Das dritte Symptom war das Allerschrägste. Es kam mir vor, als wäre meine Zunge und meine Lippen "eingeschlafen". Ich hatte kein richtiges Gefühl mehr und es hat so gekribbelt. Man kann es vergleichen mit dem Gefühl, wenn einem nach einer Spritze beim Zahnarzt langsam wieder etwas Gefühl kommt. Man spürt leicht einen Druck, leichtes Kneiffen schmerzt aber noch nicht. Besonders stark wurde dieses Gefühl während dem Essen. Ich konnte mir nicht erklären was das sollte. Ich habe dann mit dem Psychologen darüber geredet und auch mit meiner Betreuerin. Beide meinten: "Also sie haben schon immer merkwürdige Dinge!". Und somit war das Thema erledigt. Ich war ein Mensch, der wahnsinnig viel Wert auf das Erst-Feedback legte. Hatte ich beispielsweise eine Idee, erzählte dieses jemandem und bekam ein negatives Feedback, so habe ich meine Idee wieder verworfen. Da man mich also nun wieder einmal nicht ernst nahm, verschweige denn zu einem Arzt schickte, war  ich wieder auf mich gestellt. Und ich war ja selber unsicher. All meine Ärzte belächelten mich. Ich hatte keine Fachperson, an die ich mich wenden konnte.

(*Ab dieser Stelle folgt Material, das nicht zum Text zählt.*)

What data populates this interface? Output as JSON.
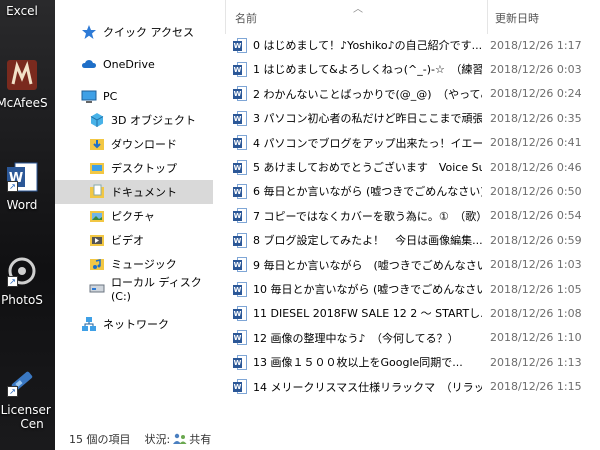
{
  "desktop": {
    "icons": [
      {
        "label": "Excel"
      },
      {
        "label": "McAfeeS"
      },
      {
        "label": "Word"
      },
      {
        "label": "PhotoS"
      },
      {
        "label": "eLicenser"
      },
      {
        "label": "Cen"
      }
    ]
  },
  "nav": {
    "quick_access": "クイック アクセス",
    "onedrive": "OneDrive",
    "pc": "PC",
    "objects3d": "3D オブジェクト",
    "downloads": "ダウンロード",
    "desktop": "デスクトップ",
    "documents": "ドキュメント",
    "pictures": "ピクチャ",
    "videos": "ビデオ",
    "music": "ミュージック",
    "local_disk": "ローカル ディスク (C:)",
    "network": "ネットワーク"
  },
  "columns": {
    "name": "名前",
    "date": "更新日時"
  },
  "files": [
    {
      "name": "0 はじめまして！♪Yoshiko♪の自己紹介です...",
      "date": "2018/12/26 1:17"
    },
    {
      "name": "1 はじめまして&よろしくねっ(^_-)-☆　（練習...",
      "date": "2018/12/26 0:03"
    },
    {
      "name": "2 わかんないことばっかりで(@_@)　（やってみ...",
      "date": "2018/12/26 0:24"
    },
    {
      "name": "3 パソコン初心者の私だけど昨日ここまで頑張...",
      "date": "2018/12/26 0:35"
    },
    {
      "name": "4 パソコンでブログをアップ出来たっ！イエーイ＼...",
      "date": "2018/12/26 0:41"
    },
    {
      "name": "5 あけましておめでとうございます　Voice Sum...",
      "date": "2018/12/26 0:46"
    },
    {
      "name": "6 毎日とか言いながら (嘘つきでごめんなさい)...",
      "date": "2018/12/26 0:50"
    },
    {
      "name": "7 コピーではなくカバーを歌う為に。①　（歌）",
      "date": "2018/12/26 0:54"
    },
    {
      "name": "8 ブログ設定してみたよ！　今日は画像編集...",
      "date": "2018/12/26 0:59"
    },
    {
      "name": "9 毎日とか言いながら　(嘘つきでごめんなさい...",
      "date": "2018/12/26 1:03"
    },
    {
      "name": "10 毎日とか言いながら (嘘つきでごめんなさい)...",
      "date": "2018/12/26 1:05"
    },
    {
      "name": "11 DIESEL 2018FW SALE 12 2 ～ STARTし...",
      "date": "2018/12/26 1:08"
    },
    {
      "name": "12 画像の整理中なう♪　（今何してる？）",
      "date": "2018/12/26 1:10"
    },
    {
      "name": "13 画像１５００枚以上をGoogle同期で...",
      "date": "2018/12/26 1:13"
    },
    {
      "name": "14 メリークリスマス仕様リラックマ　（リラックマ...",
      "date": "2018/12/26 1:15"
    }
  ],
  "status": {
    "count": "15 個の項目",
    "state_label": "状況:",
    "shared": "共有"
  }
}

Wenn ich das jetzt schreibe, erscheint es mir sehr logisch, dass sich meine psychische Situation in der Zeit noch verschlechtert hat. Ich hatte nicht die Kraft mich durchzusetzen.
Ich hatte zwar wieder eine gute Tagesstruktur und soziale Kontakte. Aber ich war unheimlich wütend. Auf Jeden und Alles. Wieder einmal war ich an einem Ort wo alle nur mit den Ohren zuhören und nicht mit dem Herzen.
Meine Betreuerin meinte dann, dass es in Ihren Augen besser wäre, mich in eine geschlossene Klinik zu überweisen. Weil sie merkte, dass ich da nicht weiter kam und sie überhaupt nicht in mich hinein sah. "Sie sind wahrscheinlich hier bei uns nicht am richtigen Ort, wir können Ihnen nicht helfen!". Diesen Satz hatte ich in den letzten Jahren zur Genüge gehört. Gehörte ich denn überhaupt irgendwo hin?